La premisa fundamental que sostiene dicha línea de pensamiento es algún concepto de “raza” bajo el supuesto de que representa una cualidad verdadera de la condición humana. Lo interesante del caso es que se trata de un término que no se respalda sobre ningún fundamento científico natural, social o filosófico (de la filosofía de investigación racional), disciplinas que tienen como objetivo sine qua non aproximarse a la comprensión y descripción de la realidad.
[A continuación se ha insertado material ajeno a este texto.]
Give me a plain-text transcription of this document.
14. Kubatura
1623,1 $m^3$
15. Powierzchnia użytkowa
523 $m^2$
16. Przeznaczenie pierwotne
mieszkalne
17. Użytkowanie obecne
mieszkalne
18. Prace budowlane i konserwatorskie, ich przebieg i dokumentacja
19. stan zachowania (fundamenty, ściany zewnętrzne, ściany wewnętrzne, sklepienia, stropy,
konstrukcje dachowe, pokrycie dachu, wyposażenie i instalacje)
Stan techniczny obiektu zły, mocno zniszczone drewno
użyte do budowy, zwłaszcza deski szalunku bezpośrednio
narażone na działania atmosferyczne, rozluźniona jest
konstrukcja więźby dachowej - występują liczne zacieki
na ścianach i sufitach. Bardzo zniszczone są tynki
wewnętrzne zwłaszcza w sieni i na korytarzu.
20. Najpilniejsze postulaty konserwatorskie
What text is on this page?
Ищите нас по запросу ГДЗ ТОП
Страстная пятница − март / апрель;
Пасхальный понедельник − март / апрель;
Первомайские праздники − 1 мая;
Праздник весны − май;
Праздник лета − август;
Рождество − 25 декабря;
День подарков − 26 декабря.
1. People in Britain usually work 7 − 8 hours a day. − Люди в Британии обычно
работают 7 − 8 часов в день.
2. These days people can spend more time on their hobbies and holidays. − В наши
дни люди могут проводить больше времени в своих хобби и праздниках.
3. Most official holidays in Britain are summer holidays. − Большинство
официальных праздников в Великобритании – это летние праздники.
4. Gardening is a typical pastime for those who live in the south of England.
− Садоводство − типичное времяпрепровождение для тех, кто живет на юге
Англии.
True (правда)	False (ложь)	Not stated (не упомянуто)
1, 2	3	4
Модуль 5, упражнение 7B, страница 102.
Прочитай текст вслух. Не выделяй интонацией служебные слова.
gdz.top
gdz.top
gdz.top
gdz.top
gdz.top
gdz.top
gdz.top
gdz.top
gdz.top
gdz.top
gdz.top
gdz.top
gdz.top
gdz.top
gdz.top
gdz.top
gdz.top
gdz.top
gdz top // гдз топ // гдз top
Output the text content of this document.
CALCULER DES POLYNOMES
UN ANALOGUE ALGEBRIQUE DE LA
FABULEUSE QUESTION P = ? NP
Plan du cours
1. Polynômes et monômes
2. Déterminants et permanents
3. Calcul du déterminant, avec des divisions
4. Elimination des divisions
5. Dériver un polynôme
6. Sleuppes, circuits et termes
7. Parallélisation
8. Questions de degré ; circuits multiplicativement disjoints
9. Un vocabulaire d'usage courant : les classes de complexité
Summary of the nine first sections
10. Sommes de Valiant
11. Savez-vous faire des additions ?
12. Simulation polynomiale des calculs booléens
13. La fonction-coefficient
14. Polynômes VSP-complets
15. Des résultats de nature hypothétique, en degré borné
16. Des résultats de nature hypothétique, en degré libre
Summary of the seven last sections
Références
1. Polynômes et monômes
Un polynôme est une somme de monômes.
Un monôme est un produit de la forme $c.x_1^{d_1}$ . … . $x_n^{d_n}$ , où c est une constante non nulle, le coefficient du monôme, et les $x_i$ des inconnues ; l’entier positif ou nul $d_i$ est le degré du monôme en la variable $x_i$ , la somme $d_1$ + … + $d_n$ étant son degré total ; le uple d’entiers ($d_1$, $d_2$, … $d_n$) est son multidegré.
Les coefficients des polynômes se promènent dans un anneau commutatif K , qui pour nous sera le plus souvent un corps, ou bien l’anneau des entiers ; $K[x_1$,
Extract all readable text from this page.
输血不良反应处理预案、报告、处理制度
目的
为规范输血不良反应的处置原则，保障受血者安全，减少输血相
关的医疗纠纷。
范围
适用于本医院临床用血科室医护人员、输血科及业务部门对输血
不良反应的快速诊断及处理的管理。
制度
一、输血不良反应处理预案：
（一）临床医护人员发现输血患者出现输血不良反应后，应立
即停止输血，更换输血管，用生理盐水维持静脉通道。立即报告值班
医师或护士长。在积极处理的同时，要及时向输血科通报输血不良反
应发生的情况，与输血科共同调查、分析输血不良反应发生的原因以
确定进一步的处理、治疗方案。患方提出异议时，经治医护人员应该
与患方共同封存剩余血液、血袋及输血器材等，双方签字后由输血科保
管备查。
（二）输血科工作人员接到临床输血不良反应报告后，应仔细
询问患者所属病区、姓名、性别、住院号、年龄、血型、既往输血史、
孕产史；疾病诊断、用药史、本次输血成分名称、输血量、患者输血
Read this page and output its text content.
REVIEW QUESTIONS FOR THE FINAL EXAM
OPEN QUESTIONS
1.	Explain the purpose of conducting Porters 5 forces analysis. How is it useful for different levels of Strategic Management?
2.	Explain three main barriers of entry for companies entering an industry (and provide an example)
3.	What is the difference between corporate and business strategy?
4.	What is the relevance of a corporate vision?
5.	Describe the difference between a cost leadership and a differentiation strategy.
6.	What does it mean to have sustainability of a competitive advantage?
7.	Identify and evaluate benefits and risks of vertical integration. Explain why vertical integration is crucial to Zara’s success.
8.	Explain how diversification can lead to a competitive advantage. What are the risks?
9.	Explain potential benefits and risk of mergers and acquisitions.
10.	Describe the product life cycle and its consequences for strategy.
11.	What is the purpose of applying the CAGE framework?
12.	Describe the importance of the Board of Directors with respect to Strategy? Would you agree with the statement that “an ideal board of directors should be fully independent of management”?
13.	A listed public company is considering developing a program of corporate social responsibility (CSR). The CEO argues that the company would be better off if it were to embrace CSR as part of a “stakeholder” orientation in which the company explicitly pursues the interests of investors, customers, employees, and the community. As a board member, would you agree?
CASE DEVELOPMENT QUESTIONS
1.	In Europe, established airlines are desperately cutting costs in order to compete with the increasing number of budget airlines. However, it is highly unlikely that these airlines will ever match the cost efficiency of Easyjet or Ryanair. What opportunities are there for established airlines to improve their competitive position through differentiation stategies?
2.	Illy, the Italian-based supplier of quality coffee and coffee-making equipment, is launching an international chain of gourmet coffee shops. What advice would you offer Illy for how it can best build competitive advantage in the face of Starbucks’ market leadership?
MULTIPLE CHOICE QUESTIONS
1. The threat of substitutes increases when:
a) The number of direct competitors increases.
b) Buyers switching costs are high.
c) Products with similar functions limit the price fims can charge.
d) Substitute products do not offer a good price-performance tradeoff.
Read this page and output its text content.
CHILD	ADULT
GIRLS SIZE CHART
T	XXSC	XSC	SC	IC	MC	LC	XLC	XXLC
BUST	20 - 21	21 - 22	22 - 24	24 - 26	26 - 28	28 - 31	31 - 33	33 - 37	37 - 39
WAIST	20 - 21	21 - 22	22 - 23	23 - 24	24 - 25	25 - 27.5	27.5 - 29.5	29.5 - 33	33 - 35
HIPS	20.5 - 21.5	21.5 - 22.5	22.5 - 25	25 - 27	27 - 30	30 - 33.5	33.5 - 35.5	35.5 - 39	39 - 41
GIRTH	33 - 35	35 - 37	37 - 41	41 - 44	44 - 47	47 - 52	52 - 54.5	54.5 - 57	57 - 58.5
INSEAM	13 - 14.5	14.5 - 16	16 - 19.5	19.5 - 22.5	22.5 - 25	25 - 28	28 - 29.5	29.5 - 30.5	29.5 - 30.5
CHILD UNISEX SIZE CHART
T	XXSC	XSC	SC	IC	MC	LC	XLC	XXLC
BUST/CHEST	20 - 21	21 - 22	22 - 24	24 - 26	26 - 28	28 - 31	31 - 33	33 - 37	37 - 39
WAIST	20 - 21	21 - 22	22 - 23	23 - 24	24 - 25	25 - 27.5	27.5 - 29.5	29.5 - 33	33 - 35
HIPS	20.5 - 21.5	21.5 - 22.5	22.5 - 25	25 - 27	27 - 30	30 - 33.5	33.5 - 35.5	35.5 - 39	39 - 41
Por el contrario, las averiguaciones siempre apuntan hacia una construcción artificial que desempeña un importante rol en las decisiones que convienen a la política, a la economía, a la religión o a la cultura de dominación, que serían insostenibles sin posicionar una conveniente noción de raza dentro de sus presupuestos. Empero, las contradicciones son relativamente fáciles de advertir: pueden observarse diferencias sustantivas entre especies, como podría ser entre un pez y un ratón, con lo cual, si tuviéramos que propiciar un ambiente adecuado para cada uno, no podríamos poner al ratón bajo el agua y al pez en el aire y esperar que viviesen, como tampoco podría hacerse con los seres humanos: poner a vivir a unos como peces y a otros como ratones sería criminal porque todos estamos sujetos a una serie de condicionamientos para la supervivencia en virtud de una propiedad común irrefutable: pertenecemos a la misma especie biológica, somos homo sapiens sapiens. Las características externas como la educación, el color de la piel, los rasgos físicos, el idioma, etc., no tienen ningún valor intrínseco, como sí sucede en las que se observan entre un pez y un ratón. Lo que se ve entre las cosas humanas, por lo tanto, es un conjunto de creencias de superioridad de un grupo humano respecto a otro, creyendo que con ello se acredita el valor propio, así como la persecución social, la discriminación o el exterminio de los “diferentes” que son, paradójicamente, iguales a los “superiores” en lo que en realidad puede medirse.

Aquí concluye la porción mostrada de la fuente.